Full-length LTd promoter or deletion construct for different HREs were cloned into pGL3 basic vector between Mlu1 and Xho1 restriction sites through PCR-based method. HEK293T cells were transfected with either full-length LTd promoter or deletion constructs of HREs. The cells were harvested at 48 hr post-transfection and subsequently washed once with PBS, followed by lysis with 200 µl of reporter lysis buffer (Promega, Inc Madison, WI). Forty µl of the total protein lysate was mixed with 25 µl of luciferase assay reagent. Luminescence was measured on a Cytationfive multimode reader (BioTek, Inc Winooski, VT). Relative luciferase activity was expressed as fold activation relative to that of the reporter construct alone. The results shown represent assays performed in triplicate. The sequences of primers used to clone full-length LTd promoter or various HREs deletion constructs are given in Supplementary file 1.

Statistical analysis

All experiments were performed in replicates of three. The results were presented as means ± standard error of the mean (SEM). The data was considered statistically significant when the p-value was <0.05 using the Student’s t-test.

Single molecule analysis of replicated DNA (SMARD)
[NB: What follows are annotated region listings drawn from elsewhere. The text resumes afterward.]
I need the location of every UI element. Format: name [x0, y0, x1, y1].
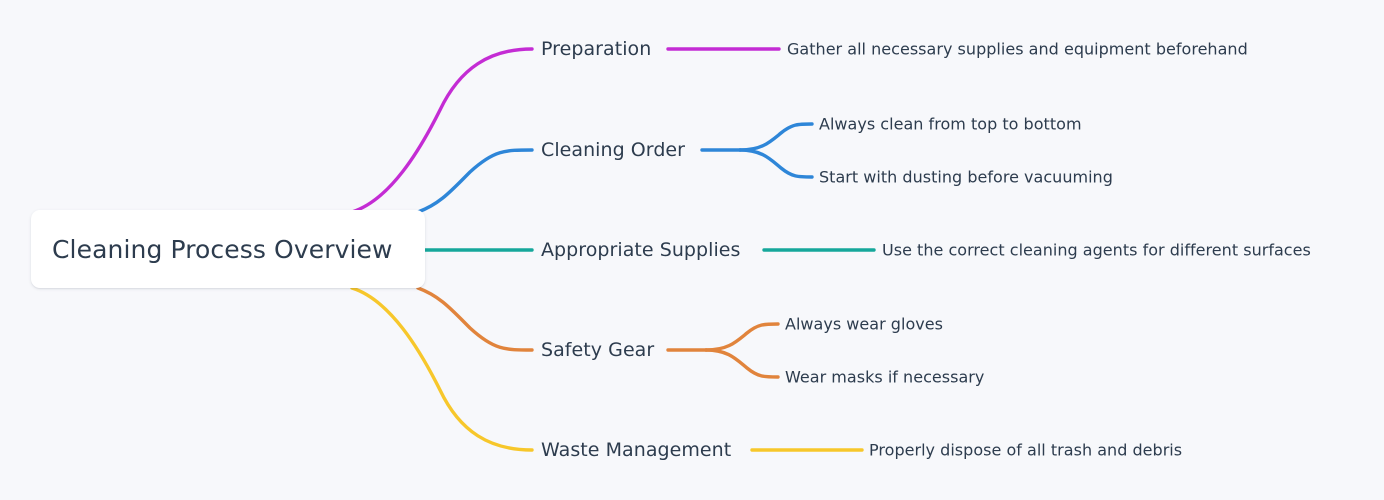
leaf-label-waste-management-1[interactable]: Properly dispose of all trash and debris — [869, 441, 1182, 460]
leaf-label-cleaning-order-1[interactable]: Always clean from top to bottom — [819, 115, 1082, 134]
leaf-label-cleaning-order-2[interactable]: Start with dusting before vacuuming — [819, 168, 1113, 187]
leaf-label-appropriate-supplies-1[interactable]: Use the correct cleaning agents for diff… — [882, 241, 1311, 260]
leaf-label-safety-gear-1[interactable]: Always wear gloves — [785, 315, 943, 334]
edge-root-cleaning-order — [418, 150, 532, 212]
branch-label-appropriate-supplies[interactable]: Appropriate Supplies — [541, 239, 740, 261]
root-node[interactable]: Cleaning Process Overview — [31, 210, 425, 288]
branch-label-cleaning-order[interactable]: Cleaning Order — [541, 139, 685, 161]
edge-root-safety-gear — [418, 288, 532, 350]
edge-root-waste-management — [352, 288, 532, 450]
branch-label-waste-management[interactable]: Waste Management — [541, 439, 731, 461]
branch-label-safety-gear[interactable]: Safety Gear — [541, 339, 654, 361]
edge-safety-gear-leaf-2 — [706, 350, 778, 377]
leaf-label-safety-gear-2[interactable]: Wear masks if necessary — [785, 368, 984, 387]
edge-cleaning-order-leaf-2 — [740, 150, 812, 177]
edge-cleaning-order-leaf-1 — [740, 124, 812, 150]
mindmap-canvas: Cleaning Process Overview PreparationGat… — [0, 0, 1384, 500]
leaf-label-preparation-1[interactable]: Gather all necessary supplies and equipm… — [787, 40, 1248, 59]
root-node-label: Cleaning Process Overview — [52, 235, 393, 264]
edge-safety-gear-leaf-1 — [706, 324, 778, 350]
edge-root-preparation — [352, 49, 532, 212]
branch-label-preparation[interactable]: Preparation — [541, 38, 651, 60]
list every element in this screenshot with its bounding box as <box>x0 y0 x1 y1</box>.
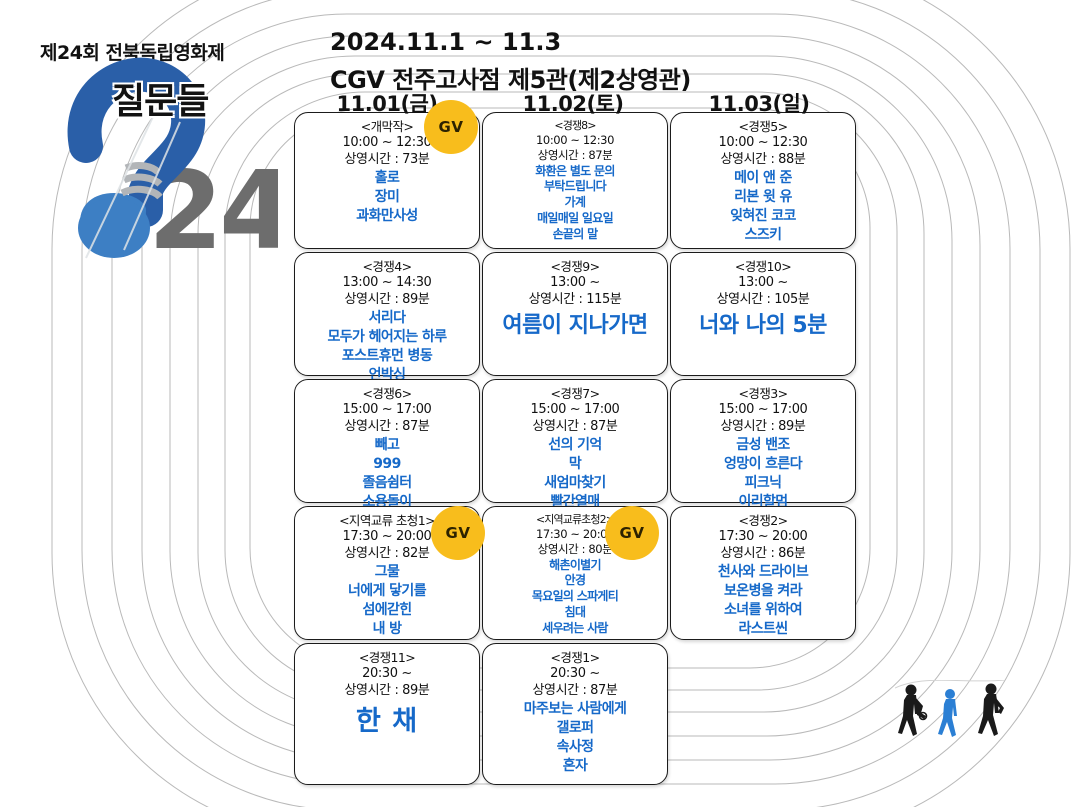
screening-time: 10:00 ~ 12:30 <box>487 133 663 148</box>
screening-card[interactable]: <경쟁6>15:00 ~ 17:00상영시간 : 87분빼고999졸음쉼터소용돌… <box>294 379 480 503</box>
film-title[interactable]: 보온병을 켜라 <box>675 582 851 601</box>
film-title[interactable]: 잊혀진 코코 <box>675 207 851 226</box>
screening-time: 15:00 ~ 17:00 <box>487 402 663 419</box>
screening-runtime: 상영시간 : 86분 <box>675 546 851 563</box>
program-code: <경쟁7> <box>487 386 663 402</box>
film-title[interactable]: 과화만사성 <box>299 207 475 226</box>
program-code: <경쟁8> <box>487 119 663 133</box>
screening-runtime: 상영시간 : 87분 <box>487 148 663 163</box>
program-code: <경쟁11> <box>299 650 475 666</box>
film-list: 메이 앤 준리본 윗 유잊혀진 코코스즈키 <box>675 169 851 244</box>
film-list: 여름이 지나가면 <box>487 312 663 341</box>
film-list: 한 채 <box>299 704 475 739</box>
film-title[interactable]: 메이 앤 준 <box>675 169 851 188</box>
film-list: 금성 밴조엉망이 흐른다피크닉이리할멈 <box>675 436 851 511</box>
program-code: <경쟁5> <box>675 119 851 135</box>
festival-dates: 2024.11.1 ~ 11.3 <box>330 28 691 56</box>
program-code: <경쟁1> <box>487 650 663 666</box>
schedule-grid: <개막작>10:00 ~ 12:30상영시간 : 73분홀로장미과화만사성<경쟁… <box>294 112 856 788</box>
program-code: <경쟁10> <box>675 259 851 275</box>
film-title[interactable]: 서리다 <box>299 309 475 328</box>
screening-time: 13:00 ~ <box>487 275 663 292</box>
screening-runtime: 상영시간 : 115분 <box>487 292 663 309</box>
gv-badge-local-exchange-2[interactable]: GV <box>605 506 659 560</box>
festival-slogan: 질문들 <box>112 72 208 124</box>
schedule-cell-slot: <경쟁5>10:00 ~ 12:30상영시간 : 88분메이 앤 준리본 윗 유… <box>670 112 856 249</box>
program-code: <경쟁9> <box>487 259 663 275</box>
schedule-cell-slot: <경쟁9>13:00 ~상영시간 : 115분여름이 지나가면 <box>482 252 668 376</box>
film-list: 빼고999졸음쉼터소용돌이 <box>299 436 475 511</box>
gv-badge-opening[interactable]: GV <box>424 100 478 154</box>
screening-card[interactable]: <경쟁7>15:00 ~ 17:00상영시간 : 87분선의 기억막새엄마찾기빨… <box>482 379 668 503</box>
film-title[interactable]: 침대 <box>487 605 663 621</box>
film-title[interactable]: 섬에갇힌 <box>299 601 475 620</box>
film-title[interactable]: 여름이 지나가면 <box>487 312 663 341</box>
film-title[interactable]: 부탁드립니다 <box>487 179 663 195</box>
schedule-cell-slot: <경쟁2>17:30 ~ 20:00상영시간 : 86분천사와 드라이브보온병을… <box>670 506 856 640</box>
film-title[interactable]: 마주보는 사람에게 <box>487 700 663 719</box>
screening-time: 15:00 ~ 17:00 <box>299 402 475 419</box>
screening-card[interactable]: <경쟁3>15:00 ~ 17:00상영시간 : 89분금성 밴조엉망이 흐른다… <box>670 379 856 503</box>
film-title[interactable]: 리본 윗 유 <box>675 188 851 207</box>
screening-runtime: 상영시간 : 105분 <box>675 292 851 309</box>
film-title[interactable]: 혼자 <box>487 757 663 776</box>
film-title[interactable]: 목요일의 스파게티 <box>487 589 663 605</box>
film-title[interactable]: 999 <box>299 455 475 474</box>
film-title[interactable]: 한 채 <box>299 704 475 739</box>
screening-time: 20:30 ~ <box>487 666 663 683</box>
film-title[interactable]: 너와 나의 5분 <box>675 312 851 341</box>
film-list: 그물너에게 닿기를섬에갇힌내 방 <box>299 563 475 638</box>
film-title[interactable]: 너에게 닿기를 <box>299 582 475 601</box>
film-title[interactable]: 새엄마찾기 <box>487 474 663 493</box>
day-header-row: 11.01(금) 11.02(토) 11.03(일) <box>294 88 854 116</box>
film-list: 화환은 별도 문의부탁드립니다가계매일매일 일요일손끝의 말 <box>487 164 663 243</box>
screening-card[interactable]: <경쟁10>13:00 ~상영시간 : 105분너와 나의 5분 <box>670 252 856 376</box>
screening-runtime: 상영시간 : 87분 <box>299 419 475 436</box>
screening-card[interactable]: <경쟁2>17:30 ~ 20:00상영시간 : 86분천사와 드라이브보온병을… <box>670 506 856 640</box>
film-title[interactable]: 선의 기억 <box>487 436 663 455</box>
screening-card[interactable]: <경쟁11>20:30 ~상영시간 : 89분한 채 <box>294 643 480 785</box>
screening-runtime: 상영시간 : 87분 <box>487 419 663 436</box>
film-title[interactable]: 소녀를 위하여 <box>675 601 851 620</box>
film-list: 서리다모두가 헤어지는 하루포스트휴먼 병동언박싱 <box>299 309 475 384</box>
screening-runtime: 상영시간 : 89분 <box>299 683 475 700</box>
film-title[interactable]: 스즈키 <box>675 226 851 245</box>
walking-people-decoration <box>895 680 1025 755</box>
program-code: <경쟁4> <box>299 259 475 275</box>
film-title[interactable]: 빼고 <box>299 436 475 455</box>
film-title[interactable]: 안경 <box>487 573 663 589</box>
schedule-row: <지역교류 초청1>17:30 ~ 20:00상영시간 : 82분그물너에게 닿… <box>294 506 856 640</box>
schedule-row: <경쟁11>20:30 ~상영시간 : 89분한 채<경쟁1>20:30 ~상영… <box>294 643 856 785</box>
film-title[interactable]: 내 방 <box>299 620 475 639</box>
screening-time: 10:00 ~ 12:30 <box>675 135 851 152</box>
schedule-cell-slot <box>670 643 856 785</box>
screening-time: 20:30 ~ <box>299 666 475 683</box>
screening-runtime: 상영시간 : 89분 <box>675 419 851 436</box>
film-title[interactable]: 매일매일 일요일 <box>487 211 663 227</box>
schedule-row: <개막작>10:00 ~ 12:30상영시간 : 73분홀로장미과화만사성<경쟁… <box>294 112 856 249</box>
film-title[interactable]: 천사와 드라이브 <box>675 563 851 582</box>
program-code: <경쟁2> <box>675 513 851 529</box>
film-list: 천사와 드라이브보온병을 켜라소녀를 위하여라스트씬 <box>675 563 851 638</box>
screening-card[interactable]: <경쟁5>10:00 ~ 12:30상영시간 : 88분메이 앤 준리본 윗 유… <box>670 112 856 249</box>
screening-card[interactable]: <경쟁9>13:00 ~상영시간 : 115분여름이 지나가면 <box>482 252 668 376</box>
film-title[interactable]: 세우려는 사람 <box>487 621 663 637</box>
schedule-row: <경쟁4>13:00 ~ 14:30상영시간 : 89분서리다모두가 헤어지는 … <box>294 252 856 376</box>
film-list: 해촌이별기안경목요일의 스파게티침대세우려는 사람 <box>487 558 663 637</box>
screening-runtime: 상영시간 : 73분 <box>299 152 475 169</box>
screening-time: 13:00 ~ <box>675 275 851 292</box>
program-code: <경쟁6> <box>299 386 475 402</box>
film-title[interactable]: 가계 <box>487 195 663 211</box>
schedule-cell-slot: <경쟁4>13:00 ~ 14:30상영시간 : 89분서리다모두가 헤어지는 … <box>294 252 480 376</box>
screening-time: 13:00 ~ 14:30 <box>299 275 475 292</box>
screening-runtime: 상영시간 : 89분 <box>299 292 475 309</box>
film-title[interactable]: 속사정 <box>487 738 663 757</box>
film-title[interactable]: 그물 <box>299 563 475 582</box>
poster-canvas: 제24회 전북독립영화제 24 질문들 2024.11.1 ~ 11. <box>0 0 1080 807</box>
screening-time: 15:00 ~ 17:00 <box>675 402 851 419</box>
schedule-cell-slot: <경쟁8>10:00 ~ 12:30상영시간 : 87분화환은 별도 문의부탁드… <box>482 112 668 249</box>
festival-logo: 제24회 전북독립영화제 24 질문들 <box>28 30 288 290</box>
film-title[interactable]: 장미 <box>299 188 475 207</box>
screening-time: 17:30 ~ 20:00 <box>675 529 851 546</box>
schedule-cell-slot: <경쟁10>13:00 ~상영시간 : 105분너와 나의 5분 <box>670 252 856 376</box>
schedule-cell-slot: <경쟁7>15:00 ~ 17:00상영시간 : 87분선의 기억막새엄마찾기빨… <box>482 379 668 503</box>
film-title[interactable]: 졸음쉼터 <box>299 474 475 493</box>
film-title[interactable]: 금성 밴조 <box>675 436 851 455</box>
schedule-cell-slot: <경쟁3>15:00 ~ 17:00상영시간 : 89분금성 밴조엉망이 흐른다… <box>670 379 856 503</box>
film-title[interactable]: 막 <box>487 455 663 474</box>
film-title[interactable]: 화환은 별도 문의 <box>487 164 663 180</box>
schedule-cell-slot: <경쟁6>15:00 ~ 17:00상영시간 : 87분빼고999졸음쉼터소용돌… <box>294 379 480 503</box>
film-title[interactable]: 손끝의 말 <box>487 227 663 243</box>
day-header-3: 11.03(일) <box>666 88 852 116</box>
program-code: <경쟁3> <box>675 386 851 402</box>
day-header-2: 11.02(토) <box>480 88 666 116</box>
screening-card[interactable]: <경쟁8>10:00 ~ 12:30상영시간 : 87분화환은 별도 문의부탁드… <box>482 112 668 249</box>
film-title[interactable]: 해촌이별기 <box>487 558 663 574</box>
film-title[interactable]: 피크닉 <box>675 474 851 493</box>
schedule-cell-slot: <경쟁11>20:30 ~상영시간 : 89분한 채 <box>294 643 480 785</box>
schedule-row: <경쟁6>15:00 ~ 17:00상영시간 : 87분빼고999졸음쉼터소용돌… <box>294 379 856 503</box>
film-list: 마주보는 사람에게갤로퍼속사정혼자 <box>487 700 663 775</box>
screening-runtime: 상영시간 : 87분 <box>487 683 663 700</box>
film-title[interactable]: 엉망이 흐른다 <box>675 455 851 474</box>
screening-card[interactable]: <경쟁1>20:30 ~상영시간 : 87분마주보는 사람에게갤로퍼속사정혼자 <box>482 643 668 785</box>
film-title[interactable]: 모두가 헤어지는 하루 <box>299 328 475 347</box>
schedule-cell-slot: <경쟁1>20:30 ~상영시간 : 87분마주보는 사람에게갤로퍼속사정혼자 <box>482 643 668 785</box>
film-title[interactable]: 홀로 <box>299 169 475 188</box>
film-list: 너와 나의 5분 <box>675 312 851 341</box>
screening-runtime: 상영시간 : 88분 <box>675 152 851 169</box>
poster-title: 2024.11.1 ~ 11.3 CGV 전주고사점 제5관(제2상영관) <box>330 28 691 95</box>
film-list: 선의 기억막새엄마찾기빨간열매 <box>487 436 663 511</box>
film-list: 홀로장미과화만사성 <box>299 169 475 225</box>
gv-badge-local-exchange-1[interactable]: GV <box>431 506 485 560</box>
film-title[interactable]: 포스트휴먼 병동 <box>299 347 475 366</box>
screening-card[interactable]: <경쟁4>13:00 ~ 14:30상영시간 : 89분서리다모두가 헤어지는 … <box>294 252 480 376</box>
film-title[interactable]: 갤로퍼 <box>487 719 663 738</box>
film-title[interactable]: 라스트씬 <box>675 620 851 639</box>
Single molecule analysis of replicated DNA of KSHV was performed as described earlier (Verma et al., 2011). In brief, cells pulsed with nucleotide analog (Chloro-Uridine, CldU, 10 µM and Iodo-Uridine, IdU, 10 µM) were mixed with InCert agarose to make plugs. Plugs were digested with Proteinase K followed by linearizing the KSHV genome by digesting with Pme1 restriction enzyme. Plugs were run on pulse field gel electrophoresis (PFGE). A portion of gels were used to perform Southern blot to locate and excise the gel regions enriched with KSHV genome. Gel slices were digested with agarose and DNA was stretched on silanized glass slides. The KSHV genome was probed with KSHV-specific hybridization probes, and incorporation of CldU and IdU was visualized after probing with specific antibodies.

ChIP sequencing

Cells were grown in either normoxia or 1% O₂ induced hypoxia. Cells were cross-linked by adding formaldehyde to a final concentration of 1% at room temperature. Crosslinking was stopped by adding glycine with shaking. Cells were collected by centrifugation and washed three times before resuspending in PBS. Cell pellets were resuspended in cell lysis buffer (5 mM PIPES pH8.0/85 mM KCl/0.5% NP-40) containing protease inhibitors (1 µg/ml Aprotinin, 1 µg/ml Leupeptin, 1µ/ml Pepstatin, and 1 mM PMSF). Cells were incubated on ice and homogenized with several strokes using a douncer. Nuclei were collected by centrifugation and lysed by adding nuclear lysis buffer (50 mM Tris, Ph8.0/10 mM EDTA/1% SDS containing same protease inhibitors). After nuclear lysis, chromatin were fragmented to an average size of 300–400 bp with a Branson sonifier 250 with a microtip and cooling on ice. Cell debris was cleared by centrifugation and ChIP library preparation and adaptor ligation was performed using Illumina ChIP-sequencing sample preparation kit according to manufacturer protocol. ChIP-sequencing was performed at University of Washington sequencing core (St. Louis, MO). The data was analyzed using CLC Bio software (Qiagen Inc Germantown, MD).